DCLM-7B
Property | Value |
---|---|
Parameter Count | 6.89B |
Training Tokens | 2.5T |
Context Length | 2048 |
License | Apple ASCL |
Paper | DataComp-LM Paper |
What is DCLM-7B?
DCLM-7B is a state-of-the-art language model developed by the DataComp for Language Models team, representing a significant advancement in open-source AI. Built on a decoder-only Transformer architecture, it combines carefully curated training data including DCLM-BASELINE, StarCoder, and ProofPile2 datasets, totaling 4.1T tokens.
Implementation Details
The model features 32 layers with 4096 hidden dimensions and 32 attention heads. It was trained using AdamW optimizer with a peak learning rate of 2e-3 and weight decay of 0.05. Training was conducted on H100 GPUs with a batch size of 2048 sequences.
- Architecture: Decoder-only Transformer
- Framework: PyTorch with OpenLM
- Sequence Length: 2048 tokens
- Training Infrastructure: H100 GPUs
Core Capabilities
- Strong performance on MMLU (63.7% few-shot)
- Excellent results on reasoning tasks (HellaSwag: 80.4%)
- High accuracy in common sense tasks (COPA: 85%, SIQA: 82.9%)

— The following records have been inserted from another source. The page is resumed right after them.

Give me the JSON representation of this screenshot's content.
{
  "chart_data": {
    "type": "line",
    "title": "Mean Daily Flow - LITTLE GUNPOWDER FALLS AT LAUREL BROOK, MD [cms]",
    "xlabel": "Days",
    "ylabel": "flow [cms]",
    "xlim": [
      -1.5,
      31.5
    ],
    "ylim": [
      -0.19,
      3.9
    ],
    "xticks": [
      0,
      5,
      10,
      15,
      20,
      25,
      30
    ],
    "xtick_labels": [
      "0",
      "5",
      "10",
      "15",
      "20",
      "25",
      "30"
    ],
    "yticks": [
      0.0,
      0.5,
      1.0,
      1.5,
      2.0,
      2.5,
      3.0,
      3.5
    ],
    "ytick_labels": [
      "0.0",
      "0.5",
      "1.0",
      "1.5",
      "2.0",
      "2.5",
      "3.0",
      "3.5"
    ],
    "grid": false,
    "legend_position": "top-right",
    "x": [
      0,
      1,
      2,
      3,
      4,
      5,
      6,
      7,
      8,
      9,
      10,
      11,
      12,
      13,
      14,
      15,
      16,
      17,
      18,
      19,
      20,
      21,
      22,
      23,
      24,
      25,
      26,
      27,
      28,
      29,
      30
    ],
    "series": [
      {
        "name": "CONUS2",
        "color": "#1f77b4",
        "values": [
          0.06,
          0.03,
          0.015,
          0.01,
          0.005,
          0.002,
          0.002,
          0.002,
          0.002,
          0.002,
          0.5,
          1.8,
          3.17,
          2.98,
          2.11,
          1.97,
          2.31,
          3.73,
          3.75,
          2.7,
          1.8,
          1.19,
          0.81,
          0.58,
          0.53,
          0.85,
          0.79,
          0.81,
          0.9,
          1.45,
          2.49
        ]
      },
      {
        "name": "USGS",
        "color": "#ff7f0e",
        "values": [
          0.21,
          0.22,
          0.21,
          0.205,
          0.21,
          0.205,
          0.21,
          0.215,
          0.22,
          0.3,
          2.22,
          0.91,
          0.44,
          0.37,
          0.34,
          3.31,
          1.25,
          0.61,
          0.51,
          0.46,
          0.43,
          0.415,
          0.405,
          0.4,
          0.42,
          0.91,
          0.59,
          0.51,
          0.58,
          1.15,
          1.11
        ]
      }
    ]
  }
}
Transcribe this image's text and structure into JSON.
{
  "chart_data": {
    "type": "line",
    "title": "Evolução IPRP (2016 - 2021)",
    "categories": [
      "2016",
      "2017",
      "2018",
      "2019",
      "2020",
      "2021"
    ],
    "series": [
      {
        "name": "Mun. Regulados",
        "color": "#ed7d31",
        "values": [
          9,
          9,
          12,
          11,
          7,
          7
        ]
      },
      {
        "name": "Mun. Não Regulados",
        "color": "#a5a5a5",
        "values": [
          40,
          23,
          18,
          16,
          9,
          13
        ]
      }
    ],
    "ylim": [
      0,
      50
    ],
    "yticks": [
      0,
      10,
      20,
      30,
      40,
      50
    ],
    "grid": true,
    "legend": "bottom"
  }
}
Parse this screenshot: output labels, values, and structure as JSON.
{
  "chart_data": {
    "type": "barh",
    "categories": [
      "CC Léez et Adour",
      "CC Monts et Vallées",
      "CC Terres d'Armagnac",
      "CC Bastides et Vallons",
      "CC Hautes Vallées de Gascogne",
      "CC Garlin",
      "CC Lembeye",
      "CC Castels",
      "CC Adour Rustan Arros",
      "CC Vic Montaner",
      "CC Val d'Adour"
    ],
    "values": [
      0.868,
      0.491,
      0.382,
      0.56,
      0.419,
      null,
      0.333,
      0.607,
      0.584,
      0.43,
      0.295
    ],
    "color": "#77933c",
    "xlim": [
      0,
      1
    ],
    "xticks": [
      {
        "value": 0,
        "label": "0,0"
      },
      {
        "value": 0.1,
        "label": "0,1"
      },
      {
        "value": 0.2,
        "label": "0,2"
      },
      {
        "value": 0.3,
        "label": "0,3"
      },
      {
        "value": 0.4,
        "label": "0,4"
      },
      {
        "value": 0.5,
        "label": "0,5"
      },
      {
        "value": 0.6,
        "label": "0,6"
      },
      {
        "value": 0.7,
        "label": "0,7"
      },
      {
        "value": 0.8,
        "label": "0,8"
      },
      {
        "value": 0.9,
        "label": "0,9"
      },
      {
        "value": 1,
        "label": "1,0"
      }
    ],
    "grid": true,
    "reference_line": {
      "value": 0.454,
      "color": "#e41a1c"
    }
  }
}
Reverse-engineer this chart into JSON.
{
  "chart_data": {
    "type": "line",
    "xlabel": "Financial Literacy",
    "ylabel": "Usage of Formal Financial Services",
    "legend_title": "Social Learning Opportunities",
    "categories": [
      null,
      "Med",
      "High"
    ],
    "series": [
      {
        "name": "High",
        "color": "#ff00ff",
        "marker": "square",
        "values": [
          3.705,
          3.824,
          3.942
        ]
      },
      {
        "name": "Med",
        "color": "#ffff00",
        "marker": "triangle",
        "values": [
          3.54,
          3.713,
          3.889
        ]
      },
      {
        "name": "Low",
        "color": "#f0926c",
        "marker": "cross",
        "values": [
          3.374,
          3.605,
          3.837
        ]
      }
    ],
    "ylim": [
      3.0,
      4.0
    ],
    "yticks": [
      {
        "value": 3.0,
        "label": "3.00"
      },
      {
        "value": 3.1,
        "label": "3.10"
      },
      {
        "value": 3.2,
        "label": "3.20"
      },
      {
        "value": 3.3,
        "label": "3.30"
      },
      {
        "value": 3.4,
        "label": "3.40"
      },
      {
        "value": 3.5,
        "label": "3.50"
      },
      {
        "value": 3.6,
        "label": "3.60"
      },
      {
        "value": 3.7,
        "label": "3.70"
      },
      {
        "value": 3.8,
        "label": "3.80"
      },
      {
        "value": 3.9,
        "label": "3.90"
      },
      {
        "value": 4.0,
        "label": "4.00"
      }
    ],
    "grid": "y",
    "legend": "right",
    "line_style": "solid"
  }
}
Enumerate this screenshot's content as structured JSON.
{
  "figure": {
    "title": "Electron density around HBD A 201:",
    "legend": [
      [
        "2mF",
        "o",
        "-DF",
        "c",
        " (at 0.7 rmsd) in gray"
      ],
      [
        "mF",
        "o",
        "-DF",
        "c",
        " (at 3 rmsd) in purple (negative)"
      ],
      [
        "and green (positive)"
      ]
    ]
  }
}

- Robust performance on reading comprehension and QA
Frequently Asked Questions
Q: What makes this model unique?
DCLM-7B stands out for its open-source nature combined with state-of-the-art performance, achieving results competitive with closed-source models. It demonstrates particularly strong performance in reasoning and QA tasks while maintaining full transparency in its training data and methodology.
Q: What are the recommended use cases?
The model excels in tasks requiring reasoning, comprehension, and general knowledge application. It's particularly well-suited for academic research, text analysis, and general language understanding tasks. However, users should note it hasn't undergone specific safety fine-tuning.